Print advertisements for the live awards event showed a roaring Ozzy Osbourne saying, “I’ll be bleeped!” He was – often.
“The entire evening became about bleeping,” said Heaton, the sister of Plain Dealer reporter Michael Heaton and the daughter of retired Plain Dealer columnist Chuck Heaton. “It was as if they were trying to become more like the MTV awards. But it’s one thing if this kind of stuff is on MTV at 10 at night. It’s quite another if it’s on ABC at 8 o’clock. I don’t know what Dick Clark was thinking.”
Low points for Heaton included one performer’s graphic references to three-way sex and Sharon Osbourne’s joke about what she called Mariah Carey’s “fake” endowments.

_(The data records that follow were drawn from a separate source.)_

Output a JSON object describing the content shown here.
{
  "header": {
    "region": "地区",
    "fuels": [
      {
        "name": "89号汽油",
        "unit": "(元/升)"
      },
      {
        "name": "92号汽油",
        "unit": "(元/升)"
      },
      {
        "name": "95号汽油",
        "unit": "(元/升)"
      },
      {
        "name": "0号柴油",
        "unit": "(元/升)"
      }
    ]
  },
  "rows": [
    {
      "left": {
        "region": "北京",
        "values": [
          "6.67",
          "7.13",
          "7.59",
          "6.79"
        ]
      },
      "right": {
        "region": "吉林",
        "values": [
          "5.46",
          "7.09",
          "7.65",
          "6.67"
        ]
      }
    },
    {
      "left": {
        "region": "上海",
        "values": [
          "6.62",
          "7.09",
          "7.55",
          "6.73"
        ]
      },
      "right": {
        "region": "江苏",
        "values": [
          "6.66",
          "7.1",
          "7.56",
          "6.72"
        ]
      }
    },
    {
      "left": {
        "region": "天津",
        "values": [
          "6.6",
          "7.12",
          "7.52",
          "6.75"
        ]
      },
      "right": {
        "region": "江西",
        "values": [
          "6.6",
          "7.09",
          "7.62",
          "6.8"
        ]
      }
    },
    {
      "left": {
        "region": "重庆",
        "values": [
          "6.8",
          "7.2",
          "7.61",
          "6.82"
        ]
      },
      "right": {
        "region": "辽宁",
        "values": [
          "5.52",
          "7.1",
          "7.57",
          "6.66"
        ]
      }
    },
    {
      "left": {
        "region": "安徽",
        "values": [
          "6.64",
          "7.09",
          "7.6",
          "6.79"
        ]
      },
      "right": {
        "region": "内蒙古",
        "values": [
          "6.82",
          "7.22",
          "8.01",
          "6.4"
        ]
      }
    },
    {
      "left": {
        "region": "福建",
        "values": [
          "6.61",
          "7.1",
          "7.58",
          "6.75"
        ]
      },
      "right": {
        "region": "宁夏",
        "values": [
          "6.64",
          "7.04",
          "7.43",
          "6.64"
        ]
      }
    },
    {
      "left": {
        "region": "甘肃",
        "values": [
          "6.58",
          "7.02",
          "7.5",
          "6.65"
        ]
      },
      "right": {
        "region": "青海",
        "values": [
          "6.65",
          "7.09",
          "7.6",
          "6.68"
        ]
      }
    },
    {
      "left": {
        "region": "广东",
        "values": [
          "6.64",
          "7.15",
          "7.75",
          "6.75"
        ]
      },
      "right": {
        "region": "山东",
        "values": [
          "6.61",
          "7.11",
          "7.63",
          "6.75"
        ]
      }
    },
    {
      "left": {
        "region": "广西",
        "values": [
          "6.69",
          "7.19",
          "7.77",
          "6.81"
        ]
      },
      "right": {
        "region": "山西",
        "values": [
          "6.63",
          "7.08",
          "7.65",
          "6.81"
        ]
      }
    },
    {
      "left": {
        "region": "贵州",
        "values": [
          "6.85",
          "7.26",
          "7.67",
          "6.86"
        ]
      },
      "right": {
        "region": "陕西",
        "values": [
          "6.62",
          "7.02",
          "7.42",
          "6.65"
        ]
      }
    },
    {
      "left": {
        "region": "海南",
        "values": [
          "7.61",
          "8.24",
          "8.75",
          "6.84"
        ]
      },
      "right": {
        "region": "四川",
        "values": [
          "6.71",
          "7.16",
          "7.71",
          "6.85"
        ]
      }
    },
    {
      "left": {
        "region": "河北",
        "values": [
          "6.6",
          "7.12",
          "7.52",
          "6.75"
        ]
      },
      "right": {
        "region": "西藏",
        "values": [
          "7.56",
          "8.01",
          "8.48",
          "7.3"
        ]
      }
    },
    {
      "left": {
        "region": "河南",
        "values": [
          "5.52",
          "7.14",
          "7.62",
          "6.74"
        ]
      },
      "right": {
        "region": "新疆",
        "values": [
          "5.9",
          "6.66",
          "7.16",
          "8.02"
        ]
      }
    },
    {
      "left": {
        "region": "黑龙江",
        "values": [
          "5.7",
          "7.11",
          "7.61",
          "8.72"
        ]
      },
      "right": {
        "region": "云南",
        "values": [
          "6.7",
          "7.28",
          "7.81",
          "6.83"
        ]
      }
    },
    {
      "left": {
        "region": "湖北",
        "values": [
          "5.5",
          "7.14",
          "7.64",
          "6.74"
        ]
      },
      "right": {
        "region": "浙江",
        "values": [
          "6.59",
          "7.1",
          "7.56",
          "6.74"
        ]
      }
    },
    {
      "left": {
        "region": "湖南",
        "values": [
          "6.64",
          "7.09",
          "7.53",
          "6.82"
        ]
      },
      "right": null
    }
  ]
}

“I really didn’t know what I was getting into,” Heaton said. “I mean, there was Ryan Seacrest pulling open his co-presenter’s shirt, then noticing there was a 12-year-old girl in the front row. And he says, ‘Don’t worry, honey, you’ll have a pair of these soon.’ And everybody went crazy. It felt like I was in the Roman Colosseum. As far as I’m concerned, it was an affront to anyone with a shred of dignity, self-respect and intelligence.”
Heaton says she is not expecting any repercussions from the decision and certainly isn’t expecting a “you’ll never present in this town again” backlash.
“And if there is,” she said, “who cares?
“When I was waiting for my car, one of the security people came up to me and said, ‘I just want you to know how much I admire what you’re doing.’ So I wasn’t the only one who felt this way. The camera coordinator for the awards was our camera coordinator from ‘Raymond.’ And when I walked on the set the next day, he started applauding.”